The Nottinghamshire GP Prakash Kachhala said, “I’m struggling to recall anyone I have spoken to at an urgent appointment having done or arranged a PCR test. We saw this even before delta with straightforward coughs and fevers, but obviously it’s more complex with delta and broader symptoms. While access to testing is much better than last year, it seems that fewer people who contact the GP are doing it. Lateral flow tests don’t help, and I wonder if access to them is reducing those going for PCR.”

Lateral flow tests, which are now available to the public for twice weekly testing, are supposed to be used to identify asymptomatic cases. This means that a negative result does not rule out infection. However, the communication about the use of these tests has been poor. A BMJ investigation found that only one third of local authorities that rolled out these tests made their limitations clear to the public.2

The Hertfordshire GP Neena Jha also said she had seen such problems at her practice. “I don’t think the blame is with the patients at all. I think it’s poor public health messaging, and patients have misunderstood the role of the lateral flow tests and what the results mean.”

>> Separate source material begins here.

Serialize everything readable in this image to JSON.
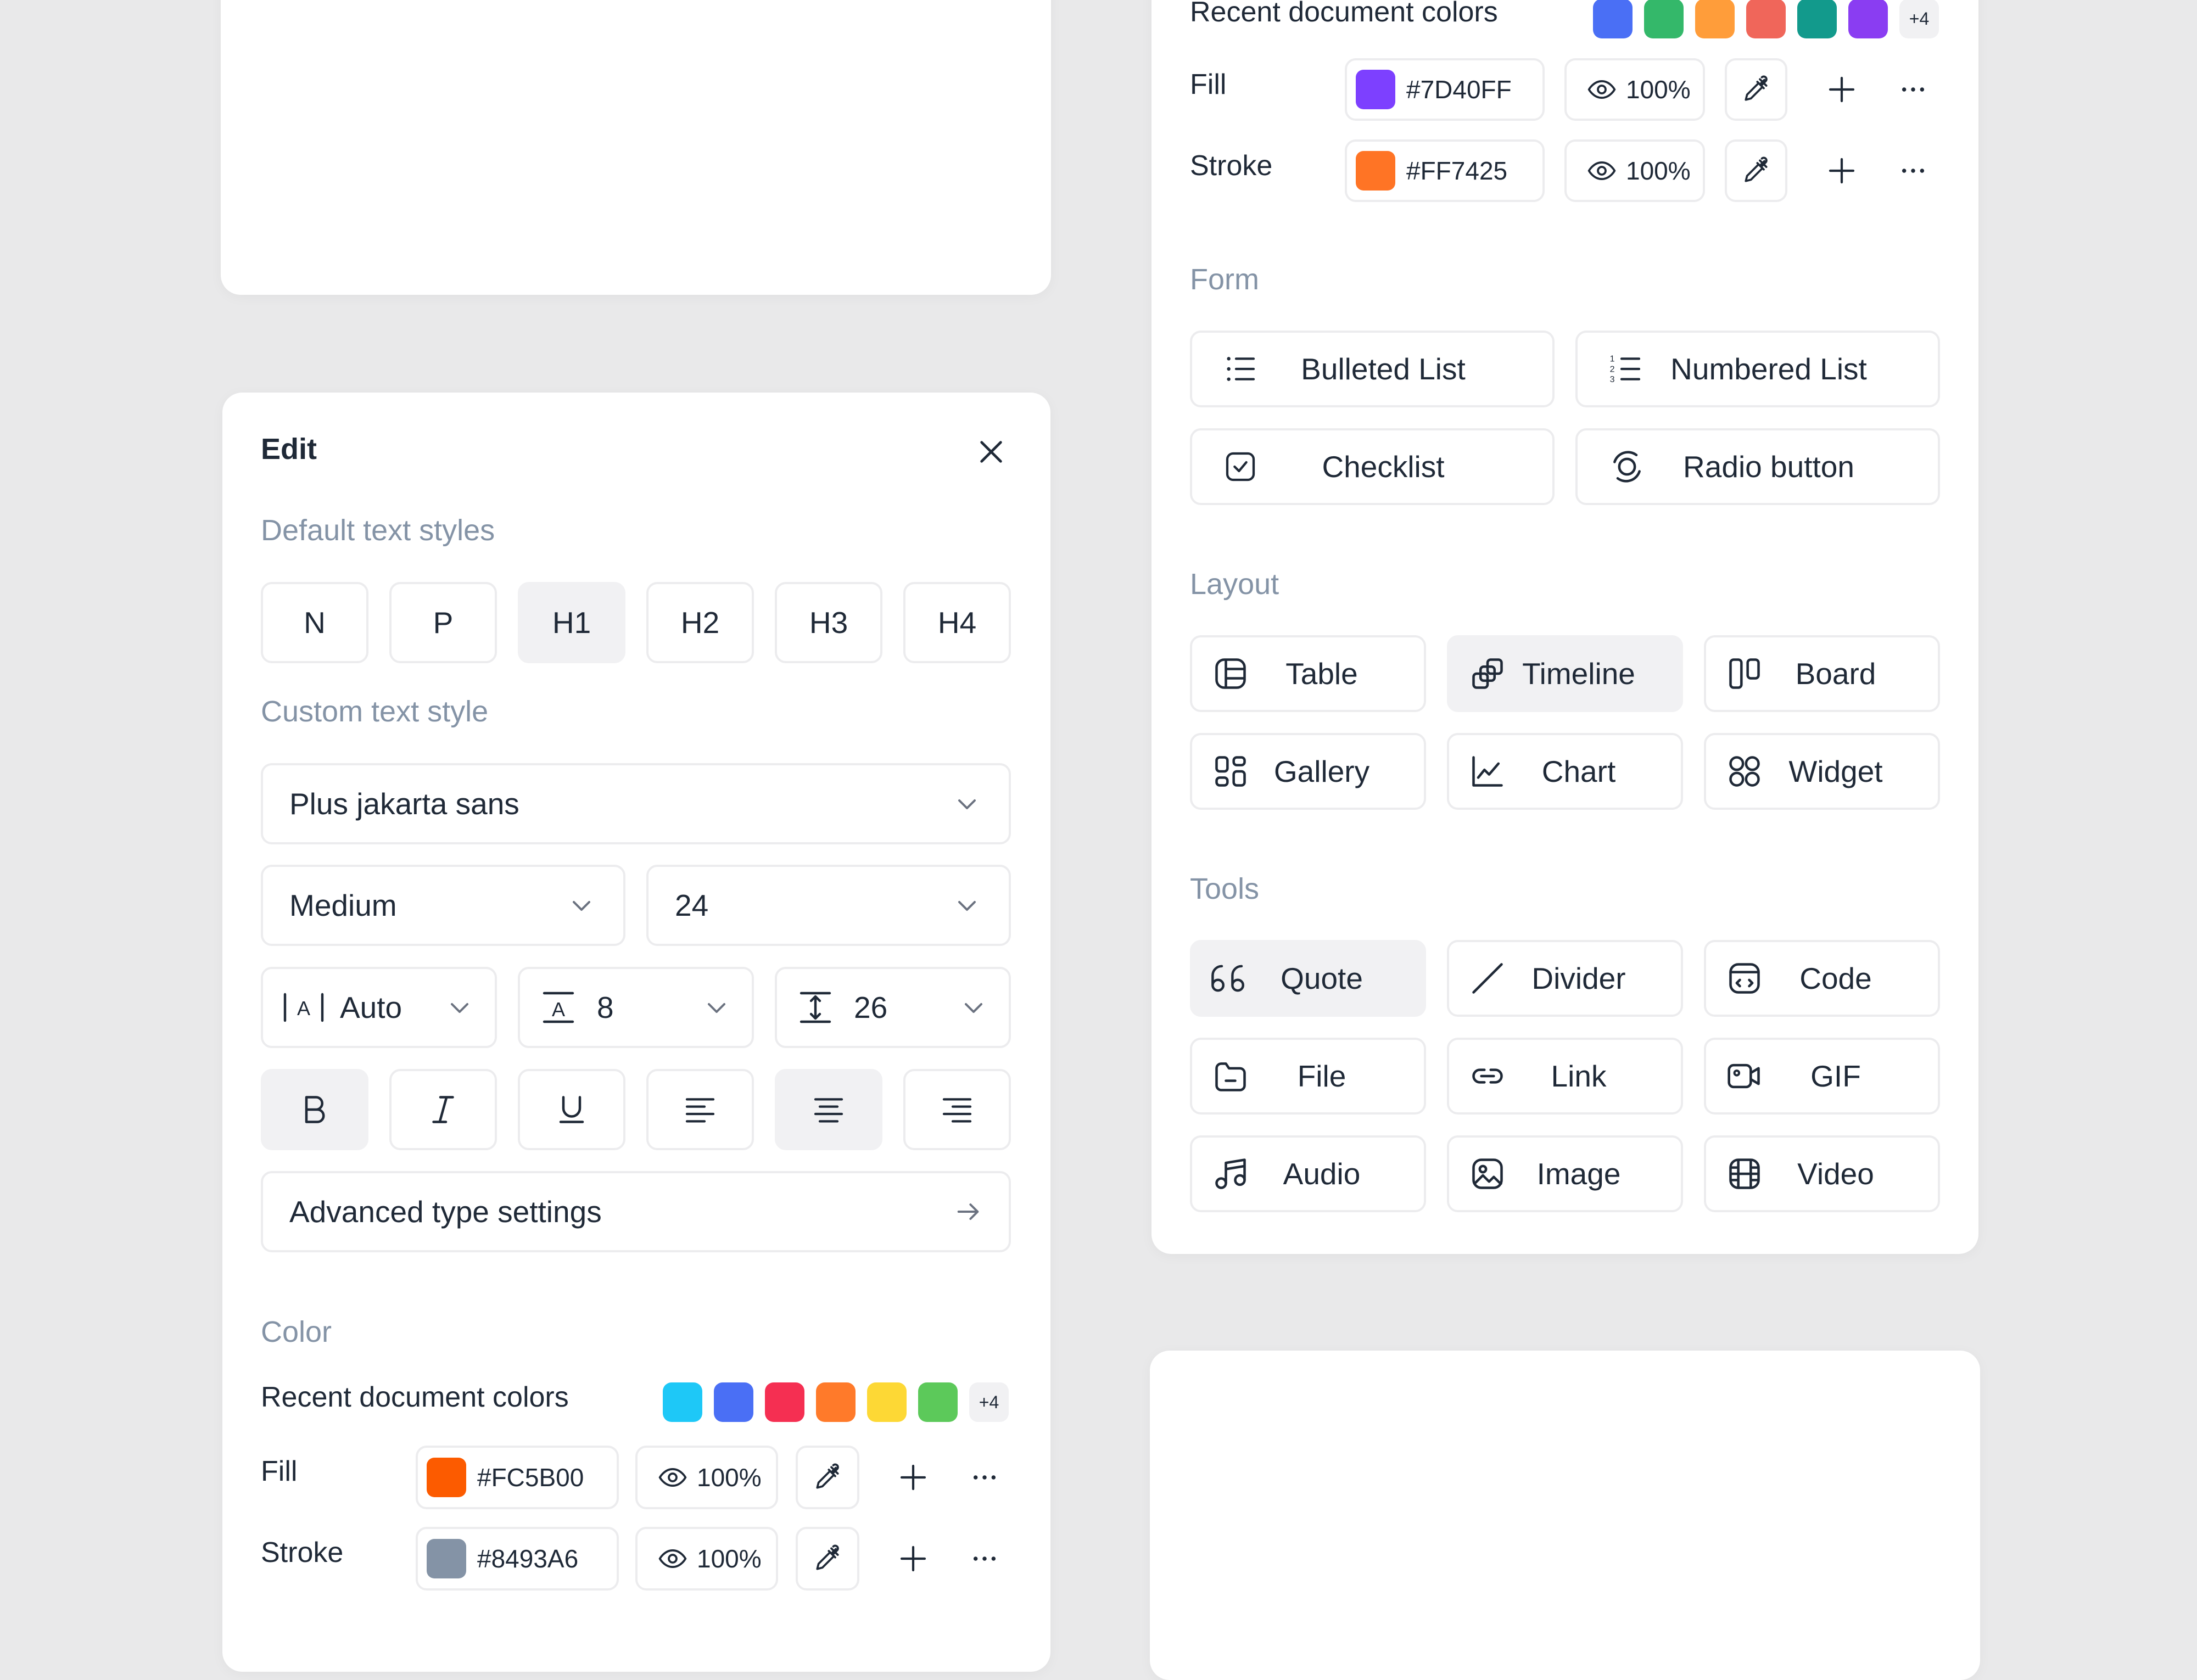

However, Jha said that some patients became angry when they were advised to get a PCR test. “I think there is this backlog of frustration and misunderstanding,” she said, “which I think has been driven by some of the media outlets that have [spread] this rhetoric that GPs have been closed and we’re using covid-19 as an excuse not to see patients, which couldn’t be further from the truth.

“We set up covid community hot sites, we’ve been seeing covid and non-covid [patients] face to face throughout. There has just been a tele- or remote appointment first [policy], and that was at the direction of NHS England. But the way it’s been spun has been really damaging. And we’ve seen a huge increase in aggression from patients since then.”

GPs now want to see a public communication campaign, led by the government, to tackle these misunderstandings around symptoms, testing, and vaccination.

Martin Marshall, chair of the Royal College of General Practitioners, said, “With the delta variant, patients are presenting with symptoms more commonly associated with colds and flu, such as a sore throat, runny nose, and fever.

“It’s vital that public health information about covid-19 and advice for patients on how to behave—including appropriate ways to seek help—if they have symptoms continues to be prominent and is kept up to date as our understanding about the virus changes.”

The Department of Health and Social Care for England was approached for comment but had not responded at the time of publication.